Howard began by saying that a total of 54 buses serve the county which altogether reach close to 900,000 miles traveled each year. Four new buses are purchased every year to swap out older ones, with two of them this year being special needs buses, with Howard saying that those buses were an important concern for him.
He also said that currently five new trainees were were being trained, with two of them being tested soon, possibly as early as this week. Howard said that the bus drivers for Mingo County “have to drive a lot of times when they shouldn’t,” like when they are sick, and praised them for their dedication, but said that it would be good to have back-ups.
Lastly, he noted that the county only purchases one brand of bus, International, so that mechanics can be familiar with the buses and said that it cut down the cost and difficultly in finding replacement parts.
When asked about the details of the new buses each year from the board members, Howard said that the number was mandated by the state and talked on the price involved when President William Duty asked.
“Nine years ago, a bus was around $60,000,” Howard said. “Now it’s closer to $100,000.”
Duty asked how wrecked buses were handled and where insurance money would go. Over the last six years, Howard said, seven buses had been lost to accidents.
“Usually when wrecked, the money is put into a bus fund,” Howard said.
He likened buses to cars, saying that they quickly lose their value after the first year. As an example, he said that a wrecked bus from 2006 could in no way pay for a new 2012 bus.
He said that the money in the fund builds up until it reaches the threshold when another bus could be purchased to replace a wrecked bus.
Duty also asked about the miles per gallon and whether or not gas prices had risen for the buses. Howard said that prices had been fair, saying that buses now get around six miles per gallon instead of how they used to only get four or five.
Howard was asked also about brake wear on buses and if there had been any issue with buses going up and down the mountain on which Mingo Central High School is located.

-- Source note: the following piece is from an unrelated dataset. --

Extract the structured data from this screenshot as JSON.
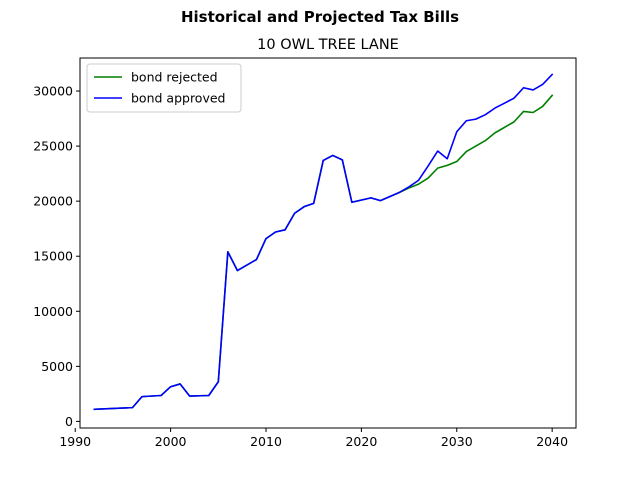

Howard said there had not been any wear that he knew of and had prevented the problem before it could have begun by using newer buses for the school.

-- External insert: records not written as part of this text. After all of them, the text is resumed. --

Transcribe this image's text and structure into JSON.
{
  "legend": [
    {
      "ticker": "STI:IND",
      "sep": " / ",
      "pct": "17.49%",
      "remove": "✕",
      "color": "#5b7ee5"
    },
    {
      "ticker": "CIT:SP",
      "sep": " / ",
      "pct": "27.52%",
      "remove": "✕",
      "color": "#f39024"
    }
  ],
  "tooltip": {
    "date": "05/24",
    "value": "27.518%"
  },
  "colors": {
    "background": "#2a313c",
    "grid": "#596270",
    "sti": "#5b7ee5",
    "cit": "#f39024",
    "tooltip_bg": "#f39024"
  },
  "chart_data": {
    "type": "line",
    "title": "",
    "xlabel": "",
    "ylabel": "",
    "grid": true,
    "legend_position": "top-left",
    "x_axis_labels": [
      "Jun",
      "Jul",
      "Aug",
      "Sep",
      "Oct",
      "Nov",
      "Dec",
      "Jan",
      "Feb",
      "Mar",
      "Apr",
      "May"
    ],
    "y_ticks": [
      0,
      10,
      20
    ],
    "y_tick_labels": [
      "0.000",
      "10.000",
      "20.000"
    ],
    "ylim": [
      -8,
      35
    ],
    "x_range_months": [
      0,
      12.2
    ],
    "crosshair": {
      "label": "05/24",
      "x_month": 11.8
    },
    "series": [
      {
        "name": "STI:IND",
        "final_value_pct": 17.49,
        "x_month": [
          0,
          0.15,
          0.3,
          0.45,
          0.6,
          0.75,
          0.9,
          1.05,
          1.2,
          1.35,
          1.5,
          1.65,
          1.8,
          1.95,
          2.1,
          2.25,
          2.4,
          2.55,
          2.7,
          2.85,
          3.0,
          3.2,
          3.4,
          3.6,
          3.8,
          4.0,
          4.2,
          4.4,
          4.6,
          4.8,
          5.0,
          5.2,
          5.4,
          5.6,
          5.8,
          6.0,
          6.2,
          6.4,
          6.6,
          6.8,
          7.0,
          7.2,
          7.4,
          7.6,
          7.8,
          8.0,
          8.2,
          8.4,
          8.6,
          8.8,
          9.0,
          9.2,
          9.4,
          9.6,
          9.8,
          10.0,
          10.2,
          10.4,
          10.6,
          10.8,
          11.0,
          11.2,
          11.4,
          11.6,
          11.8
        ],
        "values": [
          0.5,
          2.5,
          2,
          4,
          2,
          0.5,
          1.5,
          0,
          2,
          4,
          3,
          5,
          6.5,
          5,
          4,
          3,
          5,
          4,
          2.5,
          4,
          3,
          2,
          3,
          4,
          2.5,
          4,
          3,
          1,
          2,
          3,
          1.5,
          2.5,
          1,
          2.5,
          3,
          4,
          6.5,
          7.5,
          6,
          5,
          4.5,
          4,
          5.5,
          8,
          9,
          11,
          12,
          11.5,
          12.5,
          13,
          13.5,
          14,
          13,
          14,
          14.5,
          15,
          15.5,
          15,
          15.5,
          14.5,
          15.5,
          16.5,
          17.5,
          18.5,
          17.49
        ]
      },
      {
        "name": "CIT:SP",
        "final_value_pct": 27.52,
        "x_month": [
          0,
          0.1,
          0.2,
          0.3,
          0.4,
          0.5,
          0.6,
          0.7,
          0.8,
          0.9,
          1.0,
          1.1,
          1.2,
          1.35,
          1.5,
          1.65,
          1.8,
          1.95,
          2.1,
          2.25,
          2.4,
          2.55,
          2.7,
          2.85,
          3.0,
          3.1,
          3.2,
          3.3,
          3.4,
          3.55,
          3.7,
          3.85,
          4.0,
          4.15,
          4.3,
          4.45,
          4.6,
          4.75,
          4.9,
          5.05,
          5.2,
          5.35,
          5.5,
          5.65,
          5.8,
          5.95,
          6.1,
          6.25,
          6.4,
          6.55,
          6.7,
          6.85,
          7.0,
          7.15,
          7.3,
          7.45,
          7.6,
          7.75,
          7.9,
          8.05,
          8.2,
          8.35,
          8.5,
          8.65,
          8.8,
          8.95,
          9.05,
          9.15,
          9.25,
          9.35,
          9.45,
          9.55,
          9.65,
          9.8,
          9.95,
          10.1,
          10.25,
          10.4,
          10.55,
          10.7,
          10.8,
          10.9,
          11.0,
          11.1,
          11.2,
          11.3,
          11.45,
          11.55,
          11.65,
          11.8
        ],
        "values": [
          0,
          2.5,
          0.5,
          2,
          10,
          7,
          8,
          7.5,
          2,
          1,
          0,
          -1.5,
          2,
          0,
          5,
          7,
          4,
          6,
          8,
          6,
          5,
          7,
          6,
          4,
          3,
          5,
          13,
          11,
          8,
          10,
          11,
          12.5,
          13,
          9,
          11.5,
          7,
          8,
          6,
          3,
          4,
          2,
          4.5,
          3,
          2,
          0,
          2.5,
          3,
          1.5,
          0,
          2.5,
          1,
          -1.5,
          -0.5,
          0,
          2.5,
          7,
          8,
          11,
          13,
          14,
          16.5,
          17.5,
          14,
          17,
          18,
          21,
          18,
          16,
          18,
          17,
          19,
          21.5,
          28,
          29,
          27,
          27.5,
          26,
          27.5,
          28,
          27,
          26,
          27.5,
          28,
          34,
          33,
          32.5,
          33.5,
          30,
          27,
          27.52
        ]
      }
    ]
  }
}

Board member Dave Farley said that he had heard a rumor that buses had been frequently arriving late at the school, between five and 10 minutes and wanted to know if there was any truth to it.
“I’ve not had any calls about that,” Howard said. “Sometimes, drivers may arrive late, but they always have valid excuses. I’ve not heard of anything like that.”

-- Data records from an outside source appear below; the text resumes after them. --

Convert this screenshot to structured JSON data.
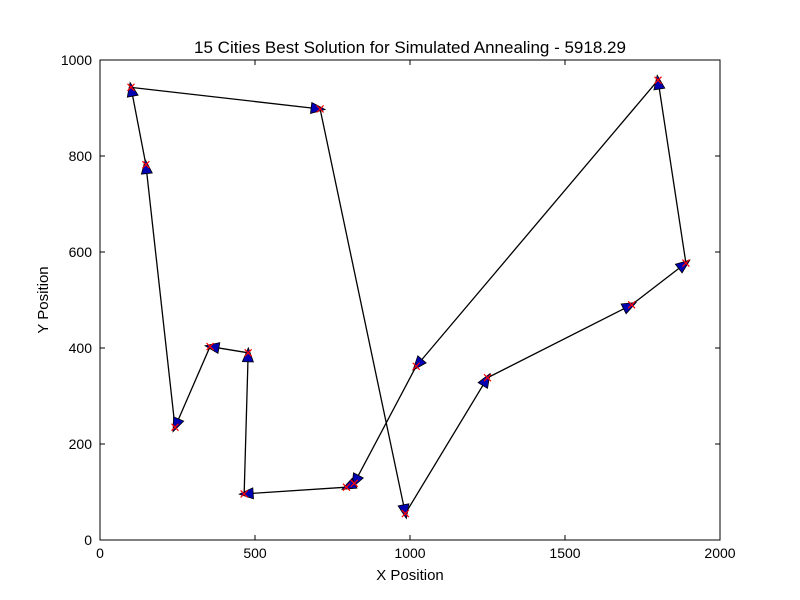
{
  "chart_data": {
    "type": "line",
    "title": "15 Cities Best Solution for Simulated Annealing - 5918.29",
    "xlabel": "X Position",
    "ylabel": "Y Position",
    "xlim": [
      0,
      2000
    ],
    "ylim": [
      0,
      1000
    ],
    "xticks": [
      0,
      500,
      1000,
      1500,
      2000
    ],
    "yticks": [
      0,
      200,
      400,
      600,
      800,
      1000
    ],
    "xtick_labels": [
      "0",
      "500",
      "1000",
      "1500",
      "2000"
    ],
    "ytick_labels": [
      "0",
      "200",
      "400",
      "600",
      "800",
      "1000"
    ],
    "grid": false,
    "route": [
      {
        "x": 100,
        "y": 943
      },
      {
        "x": 710,
        "y": 898
      },
      {
        "x": 985,
        "y": 55
      },
      {
        "x": 1250,
        "y": 338
      },
      {
        "x": 1715,
        "y": 490
      },
      {
        "x": 1890,
        "y": 577
      },
      {
        "x": 1800,
        "y": 958
      },
      {
        "x": 1020,
        "y": 362
      },
      {
        "x": 820,
        "y": 118
      },
      {
        "x": 795,
        "y": 110
      },
      {
        "x": 465,
        "y": 96
      },
      {
        "x": 478,
        "y": 390
      },
      {
        "x": 355,
        "y": 403
      },
      {
        "x": 242,
        "y": 235
      },
      {
        "x": 148,
        "y": 782
      }
    ],
    "colors": {
      "path": "#000000",
      "arrow_fill": "#0000b3",
      "city_marker": "#ff0000"
    }
  }
}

Mingo County Superintendent Randy Keathley praised the bus drivers and local law enforcement, saying that sometimes officers ride on buses to observe traffic and make sure the general public was obeying the mobile stop sign and flashing lights that school buses have. Howard agreed, saying that practice and cameras on the buses had been a boon to bus safety and efficiency.
At the end of the presentation, Duty thanked Howard for being present, speaking to them and for doing he and his drivers for doing their jobs.
“Thank you so much for taking the children and getting them safely to school.”